A model is misspecified if the DGP does not belong to the model under study.
- Simple linear regression model:
\begin{equation}
\label{eq:dmch1-regmodel}
y_{t}=\beta_{1}+\beta_{2}X_{t}+u_{t}
\end{equation}
-
\(t\): index the observations of a sample
-
\(n\): total number of observations, i.e., sample size
-
\(y_{t}\): dependent variable for observation \(t\)
-
\(X_{t}\): an observation on a single expalnatory variable, or independent variable
-
\(\beta_{1},\beta_{2}\): two unknown parameters
-
\(\beta_{1}\): constant or intercept
-
\(\beta_{2}\): slope coefficient
-
\(u_{t}\): the unknown error term
-
\(\beta_{1}+\beta_{2}X_{t}\): regression function
-
\(\Omega_{t}\): information set includes variables that potential explantatry variables. Specifying a regression model is deciding which of the variables that belong to \(\Omega_{t}\) should be included in the model.
-
Try to explain the observed values of the dependent variables in terms of those of the explanatory variable.
-
\(u_{t}\) is assumed to be a random variable. Its expectation value is zero whatever the value of \(X_{t}\) to identify the unknown parameters. Actually we are assuming that on average the effects of the neglected determinants tend to cancel out.
-
We never say that the effect of \(u_t\) is necessarily small. Even if the proportion is large, this model is still useful if it allows us to see how \(y_t\) is related to the observed variables \(X_t\).
-
How to estimate and test hypothesis about the parameters?
-
A strong assumption about \(u_t\) is IID. The \(u_{t}\) will suffer serial correlation or heteroskedasticity.
-
- Matrix form of a simple linear regression model Matrix form of a simple linear regression model
Let \(y\) denote an \(n\)-vector, \(u\) an \(n\)-vector, \(X\) an \(n\times 2\) matrix, and \(\beta\) a \(2\)-vector.
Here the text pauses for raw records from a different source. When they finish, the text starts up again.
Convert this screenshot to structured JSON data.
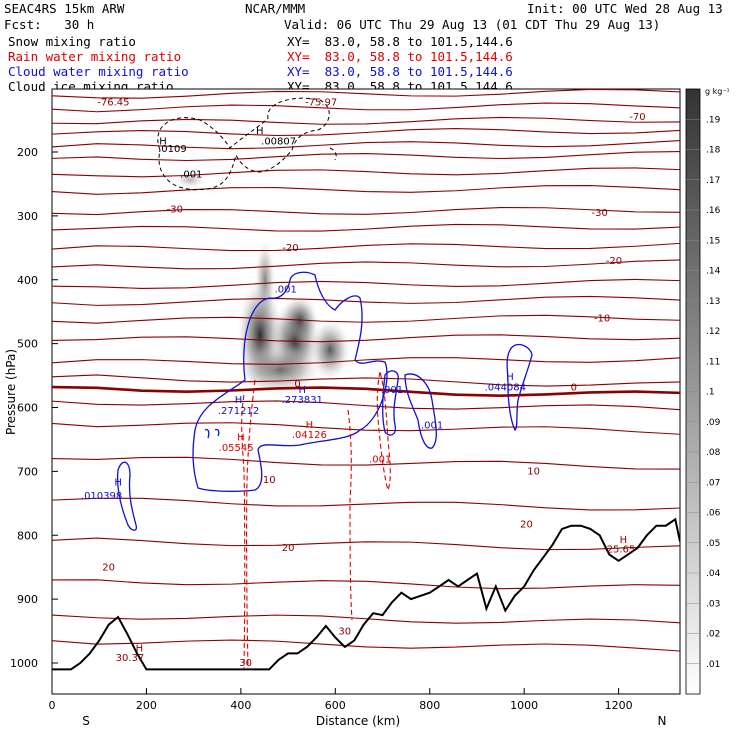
{
  "header": {
    "model": "SEAC4RS 15km ARW",
    "fcst": "Fcst:   30 h",
    "org": "NCAR/MMM",
    "init": "Init: 00 UTC Wed 28 Aug 13",
    "valid": "Valid: 06 UTC Thu 29 Aug 13 (01 CDT Thu 29 Aug 13)"
  },
  "fields": [
    {
      "label": "Snow mixing ratio",
      "xy": "XY=  83.0, 58.8 to 101.5,144.6",
      "color": "#000000"
    },
    {
      "label": "Rain water mixing ratio",
      "xy": "XY=  83.0, 58.8 to 101.5,144.6",
      "color": "#e00000"
    },
    {
      "label": "Cloud water mixing ratio",
      "xy": "XY=  83.0, 58.8 to 101.5,144.6",
      "color": "#1010d0"
    },
    {
      "label": "Cloud ice mixing ratio",
      "xy": "XY=  83.0, 58.8 to 101.5,144.6",
      "color": "#000000"
    }
  ],
  "chart_data": {
    "type": "cross-section",
    "xlabel": "Distance (km)",
    "ylabel": "Pressure (hPa)",
    "xlim": [
      0,
      1330
    ],
    "ylim": [
      1050,
      100
    ],
    "x_ticks": [
      "0",
      "200",
      "400",
      "600",
      "800",
      "1000",
      "1200"
    ],
    "y_ticks": [
      "200",
      "300",
      "400",
      "500",
      "600",
      "700",
      "800",
      "900",
      "1000"
    ],
    "endpoint_labels": {
      "left": "S",
      "right": "N"
    },
    "colorbar": {
      "unit": "g kg⁻¹",
      "labels": [
        ".01",
        ".02",
        ".03",
        ".04",
        ".05",
        ".06",
        ".07",
        ".08",
        ".09",
        ".1",
        ".11",
        ".12",
        ".13",
        ".14",
        ".15",
        ".16",
        ".17",
        ".18",
        ".19"
      ]
    },
    "temperature_contour_labels": [
      {
        "text": "-70",
        "x": 1240,
        "p": 150
      },
      {
        "text": "-30",
        "x": 260,
        "p": 295
      },
      {
        "text": "-30",
        "x": 1160,
        "p": 300
      },
      {
        "text": "-20",
        "x": 505,
        "p": 355
      },
      {
        "text": "-20",
        "x": 1190,
        "p": 375
      },
      {
        "text": "-10",
        "x": 1165,
        "p": 465
      },
      {
        "text": "0",
        "x": 520,
        "p": 568
      },
      {
        "text": "0",
        "x": 1105,
        "p": 573
      },
      {
        "text": "10",
        "x": 460,
        "p": 718
      },
      {
        "text": "10",
        "x": 1020,
        "p": 705
      },
      {
        "text": "20",
        "x": 1005,
        "p": 788
      },
      {
        "text": "20",
        "x": 500,
        "p": 825
      },
      {
        "text": "20",
        "x": 120,
        "p": 855
      },
      {
        "text": "30",
        "x": 620,
        "p": 955
      },
      {
        "text": "30",
        "x": 410,
        "p": 1005
      }
    ],
    "min_max_labels": [
      {
        "text": "-76.45",
        "x": 130,
        "p": 127,
        "color": "#8b0000"
      },
      {
        "text": "-75.97",
        "x": 570,
        "p": 127,
        "color": "#8b0000"
      },
      {
        "text": ".0109",
        "x": 255,
        "p": 200,
        "color": "#000000"
      },
      {
        "text": ".00807",
        "x": 480,
        "p": 188,
        "color": "#000000"
      },
      {
        "text": ".001",
        "x": 295,
        "p": 240,
        "color": "#000000"
      },
      {
        "text": ".001",
        "x": 495,
        "p": 420,
        "color": "#1010d0"
      },
      {
        "text": ".271212",
        "x": 395,
        "p": 610,
        "color": "#1010d0"
      },
      {
        "text": ".273831",
        "x": 530,
        "p": 593,
        "color": "#1010d0"
      },
      {
        "text": ".001",
        "x": 720,
        "p": 577,
        "color": "#1010d0"
      },
      {
        "text": ".001",
        "x": 805,
        "p": 633,
        "color": "#1010d0"
      },
      {
        "text": ".044084",
        "x": 960,
        "p": 573,
        "color": "#1010d0"
      },
      {
        "text": ".010398",
        "x": 105,
        "p": 743,
        "color": "#1010d0"
      },
      {
        "text": ".05545",
        "x": 390,
        "p": 668,
        "color": "#e00000"
      },
      {
        "text": ".04126",
        "x": 545,
        "p": 648,
        "color": "#e00000"
      },
      {
        "text": ".001",
        "x": 695,
        "p": 686,
        "color": "#e00000"
      },
      {
        "text": "30.37",
        "x": 165,
        "p": 997,
        "color": "#8b0000"
      },
      {
        "text": "25.65",
        "x": 1205,
        "p": 827,
        "color": "#8b0000"
      }
    ],
    "max_markers": [
      {
        "x": 140,
        "p": 722,
        "color": "#1010d0"
      },
      {
        "x": 395,
        "p": 593,
        "color": "#1010d0"
      },
      {
        "x": 530,
        "p": 577,
        "color": "#1010d0"
      },
      {
        "x": 970,
        "p": 557,
        "color": "#1010d0"
      },
      {
        "x": 400,
        "p": 652,
        "color": "#e00000"
      },
      {
        "x": 545,
        "p": 632,
        "color": "#e00000"
      },
      {
        "x": 235,
        "p": 188,
        "color": "#000000"
      },
      {
        "x": 440,
        "p": 172,
        "color": "#000000"
      },
      {
        "x": 185,
        "p": 982,
        "color": "#8b0000"
      },
      {
        "x": 1210,
        "p": 812,
        "color": "#8b0000"
      }
    ],
    "terrain_surface": {
      "x": [
        0,
        20,
        40,
        60,
        80,
        100,
        120,
        140,
        160,
        180,
        200,
        260,
        320,
        400,
        460,
        480,
        500,
        520,
        540,
        560,
        580,
        600,
        620,
        640,
        660,
        680,
        700,
        720,
        740,
        760,
        780,
        800,
        820,
        840,
        860,
        880,
        900,
        920,
        940,
        960,
        980,
        1000,
        1020,
        1040,
        1060,
        1080,
        1100,
        1120,
        1140,
        1160,
        1180,
        1200,
        1220,
        1240,
        1260,
        1280,
        1300,
        1320,
        1330
      ],
      "p": [
        1010,
        1010,
        1010,
        1000,
        985,
        965,
        940,
        928,
        955,
        985,
        1010,
        1010,
        1010,
        1010,
        1010,
        995,
        985,
        985,
        975,
        960,
        942,
        960,
        975,
        965,
        940,
        922,
        925,
        905,
        890,
        900,
        895,
        890,
        880,
        870,
        880,
        870,
        860,
        915,
        880,
        918,
        895,
        880,
        855,
        835,
        815,
        790,
        785,
        785,
        790,
        800,
        830,
        840,
        830,
        820,
        800,
        785,
        785,
        775,
        810
      ]
    },
    "isotherms_hpa_at_x0": [
      112,
      133,
      155,
      172,
      192,
      210,
      235,
      262,
      296,
      322,
      352,
      380,
      410,
      436,
      465,
      495,
      530,
      552,
      568,
      590,
      625,
      680,
      745,
      808,
      870,
      925,
      965
    ]
  }
}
\[\begin{eqnarray*} y=\left[\begin{array}{c} y_{1}\\ y_{2}\\ \vdots\\ y_{n} \end{array}\right], u=\left[\begin{array}{c} u_{1}\\ u_{2}\\ \vdots\\ u_{n} \end{array}\right], X=\left[\begin{array}{cc} 1&X_{1}\\ 1&X_{2}\\ \vdots&\vdots\\ 1&X_{n} \end{array}\right]&\mbox{,and}& \beta=\left[\begin{array}{c} \beta_{1}\\ \beta_{2}\\ \end{array}\right] \end{eqnarray*}\]Equations (\ref{eqm1}) can be rewritten as
\(\begin{eqnarray} \label{eqm2} y&=&X\beta+u \end{eqnarray}\) - regressors: separate columns of the matrix \(X\) - regressand: column vector \(y\)
-
Multivariable linear regression model We have \(k\) regressors and \(\beta\) now is \(k\)-vector
\[\begin{eqnarray} y=\left[\begin{array}{c} y_{1}\\ y_{2}\\ \vdots\\ y_{n} \end{array}\right], u=\left[\begin{array}{c} u_{1}\\ u_{2}\\ \vdots\\ u_{n} \end{array}\right], X=\left[\begin{array}{cccc} X_{11}&X_{12}&\cdots&X_{1k}\\ X_{21}&X_{22}&\cdots&X_{2k}\\ \vdots&\vdots&&\vdots\\ X_{n1}&X_{n2}&\cdots&X_{nk} \end{array}\right]&\mbox{,and}& \beta=\left[\begin{array}{c} \beta_{1}\\ \beta_{2}\\ \vdots\\ \beta_{k} \end{array}\right] \end{eqnarray}\]The model is \begin{equation} y=X\beta+u \end{equation}
A typical row of this equation is \begin{equation} \label{eq:dmch1-regmodelrow} y_{t}=X_{t}\beta+u_{t}=\sum_{i=1}^{k}\beta_{i}X_{ti}+u_{t} \end{equation} where \(X_{t}\) is the \(t^{th}\) row of \(X\).